Enter <link rel='preload'>.

Preload is an HTML directive or HTTP header which hints to the browser that the linked asset should be pre-emptively loaded, as soon as possible. As an HTML directive it doesn't offer much of a performance benefit in the described scenario. As an HTTP header however, it can offer a performance gain: the browser is made aware of a critical asset before the HTML is even downloaded.

HTTP/2 takes this paradigm one step further.
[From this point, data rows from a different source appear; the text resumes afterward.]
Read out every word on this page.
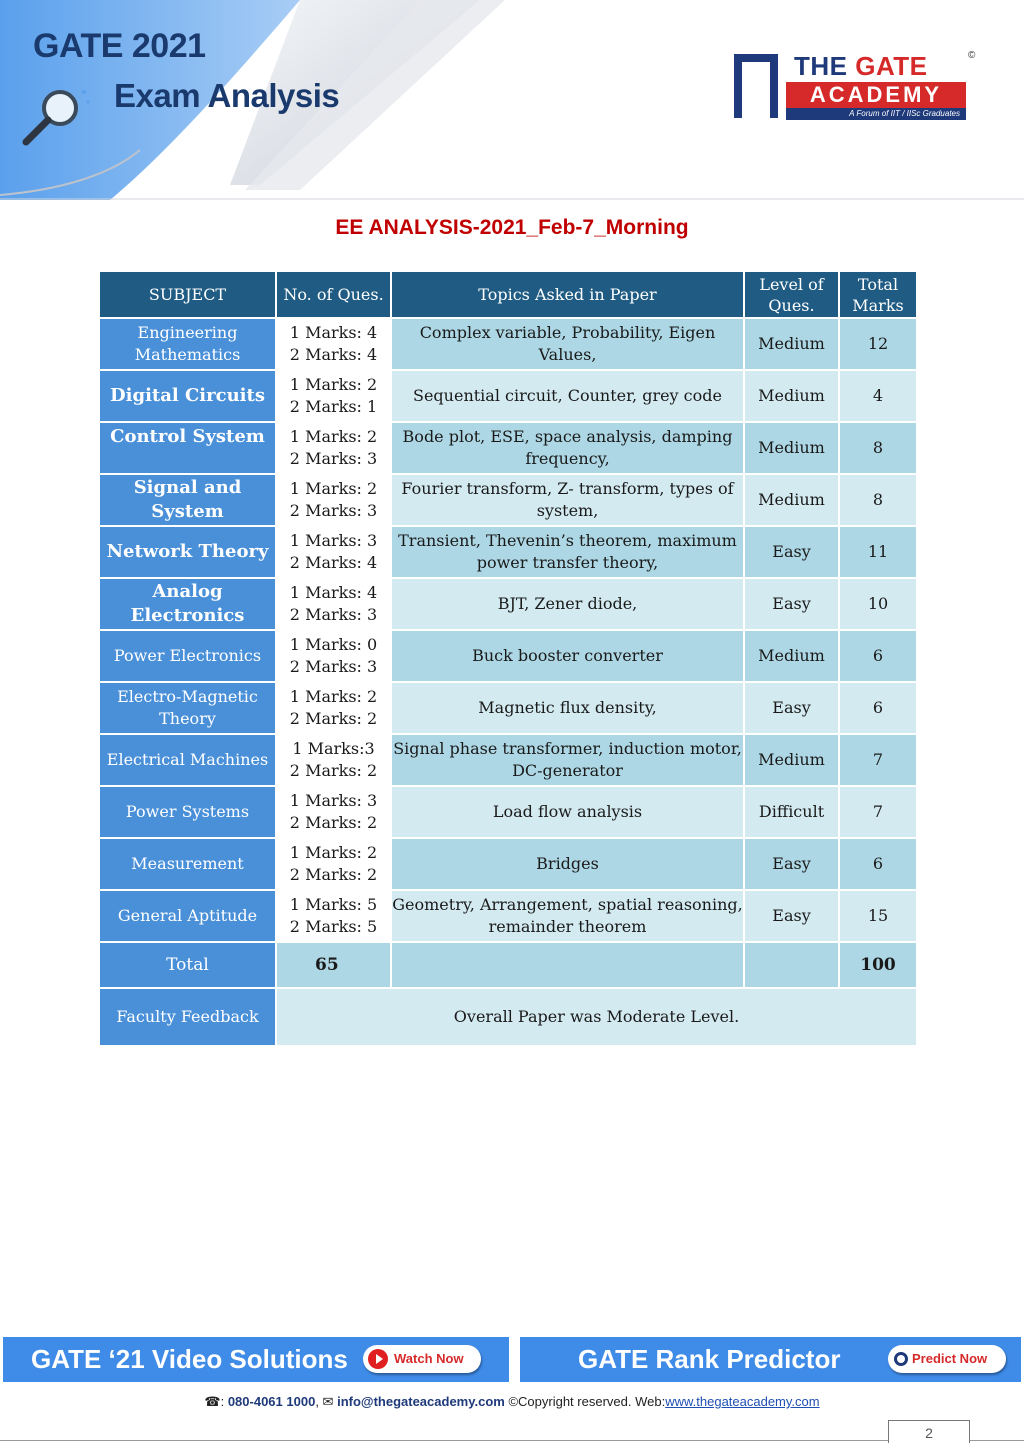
GATE 2021
Exam Analysis
THE GATE
ACADEMY
A Forum of IIT / IISc Graduates
©
EE ANALYSIS-2021_Feb-7_Morning
SUBJECT	No. of Ques.	Topics Asked in Paper	Level of
Ques.	Total
Marks
Engineering Mathematics	1 Marks: 4
2 Marks: 4	Complex variable, Probability, Eigen Values,	Medium	12
Digital Circuits	1 Marks: 2
2 Marks: 1	Sequential circuit, Counter, grey code	Medium	4
Control System	1 Marks: 2
2 Marks: 3	Bode plot, ESE, space analysis, damping frequency,	Medium	8
Signal and System	1 Marks: 2
2 Marks: 3	Fourier transform, Z- transform, types of system,	Medium	8
Network Theory	1 Marks: 3
2 Marks: 4	Transient, Thevenin’s theorem, maximum power transfer theory,	Easy	11
Analog Electronics	1 Marks: 4
2 Marks: 3	BJT, Zener diode,	Easy	10
Power Electronics	1 Marks: 0
2 Marks: 3	Buck booster converter	Medium	6
Electro-Magnetic Theory	1 Marks: 2
2 Marks: 2	Magnetic flux density,	Easy	6
Electrical Machines	1 Marks:3
2 Marks: 2	Signal phase transformer, induction motor, DC-generator	Medium	7
Power Systems	1 Marks: 3
2 Marks: 2	Load flow analysis	Difficult	7
Measurement	1 Marks: 2
2 Marks: 2	Bridges	Easy	6
General Aptitude	1 Marks: 5
2 Marks: 5	Geometry, Arrangement, spatial reasoning, remainder theorem	Easy	15
Total	65			100
Faculty Feedback	Overall Paper was Moderate Level.			
GATE ‘21 Video Solutions	Watch Now	GATE Rank Predictor	Predict Now
☎: 080-4061 1000, ✉ info@thegateacademy.com ©Copyright reserved. Web:www.thegateacademy.com
2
HTTP/2 Server Push allows the server to actively push the asset to the browser. Cloudflare's CDN currently implements this automatically when it sees the preload header.

Colin Bendell of Akamai spoke about the promise of Push. Although there is still some work to do on mainstream support (test your browser using Colin's, we can deploy Push now. Pushing CSS shows performance gains, while pushing anything else might actually make things worse. <link rel='preload'> may still be the best option for WebFonts, for example.

Potential win area for Push

Another technology mentioned a lot, again, was Progressive Web Apps. The magical combination of web app manifests, service worker and web push notifications which give us a near-native web app experience on Android devices. The fundamental technologies for PWAs have been around since mid-2015, and yet adoption is extremely low. Only 0.5% of mobile pages tested by HTTP Archive include a manifest object.

Jason Grigsby gave an interesting keynote about PWAs. He explained that every step towards a PWA makes sense on its own. As such it's shocking that web app manifests, the first step towards PWAs, have such a low penetration.

From speaking with my clients, it seems that there is a hesitance to 'jump in to bed' with PWAs. There are questions around the lack of support on iPhones as well as the feared erosion of native application market share. However, as Jason said, each step makes sense on its own. I recommend that my clients start work towards PWAs with a web app manifest and start to investigate the potential of service worker.

BONUS - Empathise with your audience

One of the key differentiating factors for the presentations I attended was whether the speaker empathised with their audience or not. By that I mean there were some speakers who had clearly thought about the Velocity audience and showed empathy for their pains and challenges at the very beginning of their talks. There were other speakers who appeared to be speaking for their own benefit, and had not thought about why the audience might want to hear what they have to say.

I'll do my best to keep that in mind when speaking, I hope that others will do the same.